When we look at the hazy Upper Period scene surrounding Katori Jingu Shrine, it becomes clear that it was an important military base for the conquest of the Emishi and Northeast regions. The deity of Katori Jingu, Futsunushi no Okami, is also enshrined at Kasuga Taisha Shrine in Nara, as well as at the nearby Shiogama Shrine in Sendai, symbolizing the conquest of the Emishi by the royal power.
 The expansion into the Tohoku region by the central royal power is reminiscent of several periods of warfare in Japanese history, such as the Nine Years' War in the Former Nine Years and Three Years' War in the Later Three Years, and the conquest of Oshu by Yoritomo (1467-1568). It seems that Kashima was the most important transportation node from the Kinai region in central Japan to the Tohoku region. This is easily analogized by looking at Shiogama's position as a port for receiving transportation in the Tohoku region.
 Even today, the Tohoku and Kanto regions are likely to have followed this route, as in the case of the Pacific Ocean ferry route Tomakomai - Sendai - Oarai, which is a major logistics artery route.

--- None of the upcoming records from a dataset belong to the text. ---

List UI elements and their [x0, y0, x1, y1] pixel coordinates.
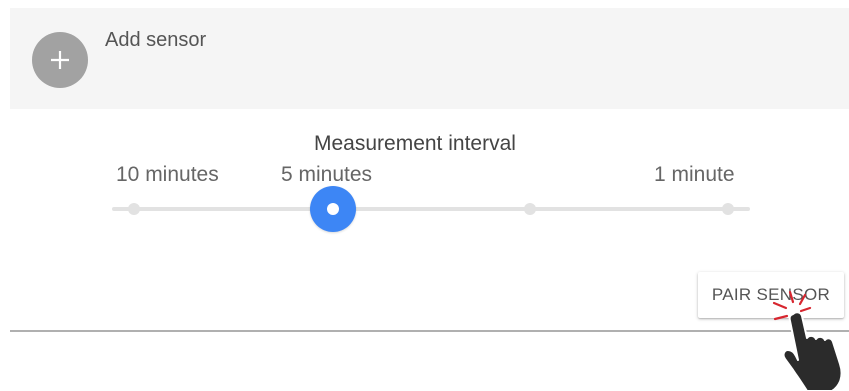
interval-slider-thumb[interactable]	[310, 186, 356, 232]
tick-label-1-minute: 1 minute	[654, 163, 735, 186]
slider-stop-2-minutes[interactable]	[524, 203, 536, 215]
add-sensor-label: Add sensor	[105, 29, 207, 51]
add-sensor-panel: Add sensor	[10, 8, 849, 109]
slider-stop-1-minute[interactable]	[722, 203, 734, 215]
interval-slider-track[interactable]	[112, 207, 750, 211]
pointing-hand-cursor-icon	[772, 290, 843, 391]
slider-thumb-center	[327, 203, 339, 215]
measurement-interval-title: Measurement interval	[314, 132, 516, 155]
plus-icon	[51, 51, 69, 69]
tick-label-10-minutes: 10 minutes	[116, 163, 219, 186]
add-sensor-button[interactable]	[32, 32, 88, 88]
sensor-settings-page: Add sensor Measurement interval 10 minut…	[0, 0, 849, 391]
slider-stop-10-minutes[interactable]	[128, 203, 140, 215]
tick-label-5-minutes: 5 minutes	[281, 163, 373, 186]
section-divider	[10, 330, 849, 332]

 In the Nihon-shoki (Chronicles of Japan), it is written that Takeuchi Sukune (the founder of the Fujiwara Clan) proposed that the Tohoku and Emishi regions "should be taken by shooting". Takeuchi Sukune is placed in the position of the guardian dogs that guard the "tower gate" leading to the main shrine of Katori Jingu, and on the other side sits Nakatomi Kamatari, founder of the Fujiwara Clan who built the Kasuga Grand Shrine, which is closely related to Katori. The shrine appears to represent Katori Jingu Shrine as such, as a strategic location for transportation between the Kinai region and the Tohoku region.
 In ancient times, the Satsuma Hayato also suppressed the central Japanese royal power, and Usa Jingu Shrine is located at the center of this power, where the Hachiman deity is enshrined as a symbol of their military virtue. Hachiman is also a warrior god enshrined at Tsuruoka in Kamakura.
 When I expanded my business from Hokkaido to Tohoku and looked out over the Kanto region from there, I may have been mysteriously led to this Katori Jingu Shrine and Kashima Jingu Shrine to pay homage to them (laugh). As a Hokkaido-jin, I selfishly think that there may be such a way of come-back Japan.
 The activities of Kyotsunushi no Mikoto as a deity are described in the following myth of the creation of the Land of Reed Plains.

According to mythology, when Amaterasu intended to create Japan, he failed twice to subdue the deity of Izumo-taisha, which ruled the Japanese archipelago at the time, and sent him to Katori as his third attempt. In this illustration, the deity Kyotsunushi is firmly seated, but Takemikazuchi is depicted as if he were an incidental deity. In addition, the Kojiki (Records of Ancient Matters) does not mention Kyotsunushi no Mikami, even though the Nihon Shoki (Chronicles of Japan) does.
 It is a little worrisome what kind of correlation there was between these two deities (laughs). However, there is no record of any such interregional conflict in subsequent history.